Six years of self-harm


It’s taken six years of economic meltdown caused by Brexit, but at last a senior member of Britain’s ruling Conservative party is saying it’s time to re-join the European single market.

Tobias Ellwood, who chairs the UK’s defence select committee, said the Brexit deal negotiated by the Government had left industry strangled by red tape, and that securing closer economic links with the would help bolster the economy at a time of soaring bills and widespread inflation.

Ellwood, who is one of the 28 Tory MPs to have publicly called on Boris Johnson to resign, urged the prime minister to pursue a Norway-style relationship with the EU.

Norway is not in the EU but has full access to its single market, meaning it enjoys low-friction trade with the bloc, by virtue of its membership of a trade group called the European Economic Area (EEA).

A number of Conservative and opposition Labour MPs campaigned for a Norway-style Brexit following the June 2016 referendum, but staunch Brexiteers argued that it would undermine the UK’s sovereignty. Since then, the UK economy has nose-dived. Brexit has been a disaster.

Johnson and the Vote Leave campaign promised in 2016 that £350m a month would flow back from Brussels because the UK would stop contributing to EU coffers.

The impression was that there would be no downside.

Britain would thrive outside Europe’s bureaucracy which was strangling our companies with red tape. The reality is that red tape has increased enormously – strangling exports and making imports more expensive. Even Johnson now admits to being “overly optimistic”.

Next year the OECD calculates that the UK will record the lowest growth in the G20 with the exception of Russia whose economy is being drained by its war on Ukraine.

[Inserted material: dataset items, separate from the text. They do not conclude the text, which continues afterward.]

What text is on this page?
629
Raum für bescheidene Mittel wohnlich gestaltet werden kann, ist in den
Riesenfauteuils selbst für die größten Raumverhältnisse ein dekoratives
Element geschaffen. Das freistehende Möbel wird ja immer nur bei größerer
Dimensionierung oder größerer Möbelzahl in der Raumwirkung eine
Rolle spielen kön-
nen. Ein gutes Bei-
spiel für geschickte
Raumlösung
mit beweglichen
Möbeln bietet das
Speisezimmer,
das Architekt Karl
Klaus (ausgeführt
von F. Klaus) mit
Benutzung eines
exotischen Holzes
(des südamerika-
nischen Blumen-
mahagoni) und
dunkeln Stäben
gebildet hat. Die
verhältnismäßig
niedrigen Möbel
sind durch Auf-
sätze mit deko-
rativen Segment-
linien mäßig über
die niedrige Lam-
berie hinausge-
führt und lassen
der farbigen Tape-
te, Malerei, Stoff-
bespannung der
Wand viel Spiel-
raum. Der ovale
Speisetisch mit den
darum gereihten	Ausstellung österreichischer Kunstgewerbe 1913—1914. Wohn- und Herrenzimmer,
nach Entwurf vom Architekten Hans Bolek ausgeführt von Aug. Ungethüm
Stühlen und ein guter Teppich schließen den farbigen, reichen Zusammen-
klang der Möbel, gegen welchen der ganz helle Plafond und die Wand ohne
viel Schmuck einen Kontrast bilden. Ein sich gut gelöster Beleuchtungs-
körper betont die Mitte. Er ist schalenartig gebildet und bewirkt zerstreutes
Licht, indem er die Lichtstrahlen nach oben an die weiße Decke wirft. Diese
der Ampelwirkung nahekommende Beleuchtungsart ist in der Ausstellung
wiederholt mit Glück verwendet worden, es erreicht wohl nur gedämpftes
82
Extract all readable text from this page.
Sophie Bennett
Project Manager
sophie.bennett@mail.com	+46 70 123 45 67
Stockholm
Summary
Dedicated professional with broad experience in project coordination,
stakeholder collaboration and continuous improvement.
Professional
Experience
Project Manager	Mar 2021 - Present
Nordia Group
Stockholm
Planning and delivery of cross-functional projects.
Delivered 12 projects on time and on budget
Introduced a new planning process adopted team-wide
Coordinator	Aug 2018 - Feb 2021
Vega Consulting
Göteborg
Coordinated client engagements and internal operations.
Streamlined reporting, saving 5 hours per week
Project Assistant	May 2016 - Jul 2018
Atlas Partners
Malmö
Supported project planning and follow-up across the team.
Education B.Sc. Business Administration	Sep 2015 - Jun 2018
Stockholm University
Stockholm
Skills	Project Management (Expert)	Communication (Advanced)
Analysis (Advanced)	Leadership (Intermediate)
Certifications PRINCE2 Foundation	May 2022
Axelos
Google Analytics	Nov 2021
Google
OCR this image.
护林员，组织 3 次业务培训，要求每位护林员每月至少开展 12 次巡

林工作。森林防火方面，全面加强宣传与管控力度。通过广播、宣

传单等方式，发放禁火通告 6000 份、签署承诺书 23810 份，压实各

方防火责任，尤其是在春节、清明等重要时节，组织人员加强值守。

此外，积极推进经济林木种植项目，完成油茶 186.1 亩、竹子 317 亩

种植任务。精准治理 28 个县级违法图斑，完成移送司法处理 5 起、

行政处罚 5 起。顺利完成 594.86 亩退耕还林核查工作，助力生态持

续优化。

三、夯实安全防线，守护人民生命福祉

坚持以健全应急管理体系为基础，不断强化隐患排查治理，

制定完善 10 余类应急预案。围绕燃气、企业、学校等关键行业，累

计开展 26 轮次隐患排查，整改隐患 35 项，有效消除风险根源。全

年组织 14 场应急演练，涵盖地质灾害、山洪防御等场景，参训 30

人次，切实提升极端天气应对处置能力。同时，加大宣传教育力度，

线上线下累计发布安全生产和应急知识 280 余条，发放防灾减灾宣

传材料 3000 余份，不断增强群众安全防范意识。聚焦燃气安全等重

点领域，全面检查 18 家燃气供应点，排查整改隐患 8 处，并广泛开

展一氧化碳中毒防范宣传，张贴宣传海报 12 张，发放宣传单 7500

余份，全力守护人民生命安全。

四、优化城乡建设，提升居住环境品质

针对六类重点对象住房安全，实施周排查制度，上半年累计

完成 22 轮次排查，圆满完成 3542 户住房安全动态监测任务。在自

The Office for Budget Responsibility says Brexit will have a long-term effect of cutting UK GDP by a hefty 4 per cent, an estimate unchanged since early 2020. The Financial Times says such a decline amounts to £100bn in lost output, and £40bn less revenue to the Treasury a year.

The UK is now behind all the other G7 nations in the pace of its recovery from the pandemic, with exports by UK small businesses to the EU down significantly.

Figures from the Centre for European Reform show that the Brexit vote has already depressed economic growth. The independent thinktank said that by the end of last year the economy was 5 per cent – or £31bn – smaller than if the UK had stayed in the EU. Faced with all this, even arch-Brexiters are increasingly turning on Johnson.

The fishing industry – promised a new lease of life out of the EU – is on the verge of crisis, with rising fuel costs making it almost uneconomic to catch fish, particularly as exporting to the EU is now so burdensome.

The first and most obvious economic blow delivered by Brexit came when sterling fell almost 10 per cent after the referendum in June 2016, against currencies that match the UK’s pattern of imports. It did not recover.

This sharp depreciation of the pound was not followed by a boom in exports as UK goods and services became cheaper on global markets, but it did raise the price of imports and pushed up inflation.

But there is a chink of hope that some of the worst damage could be undone. Boris Johnson and the Conservative party that he leads so shambolically are on the way out.

Every day the demands for Johnson to go grow louder. The chairman of his party has resigned and he has lost the backing of most Conservative MPs. More scandals about his lying and spendthrift habits emerge almost daily. Among the latest were his attempts to get his wife a lucrative Government job and plans to build his young son a treehouse costing £150,000 – but paid for by someone else and priced more than many of the houses where ordinary people live.

But the tide is now moving against him and his party. The opposition is ahead in the polls and the Conservatives have suffered two highly damaging by-election defeats.

Some leading figures in the main opposition Labour party are already talking about re-joining the European Economic Area to mitigate the worst impacts of Brexit.

In the past 6 years many of those who voted for Brexit have changed their minds or died of old age so the idea is gaining traction. But the bigger question is will Brussels ever welcome Britain back?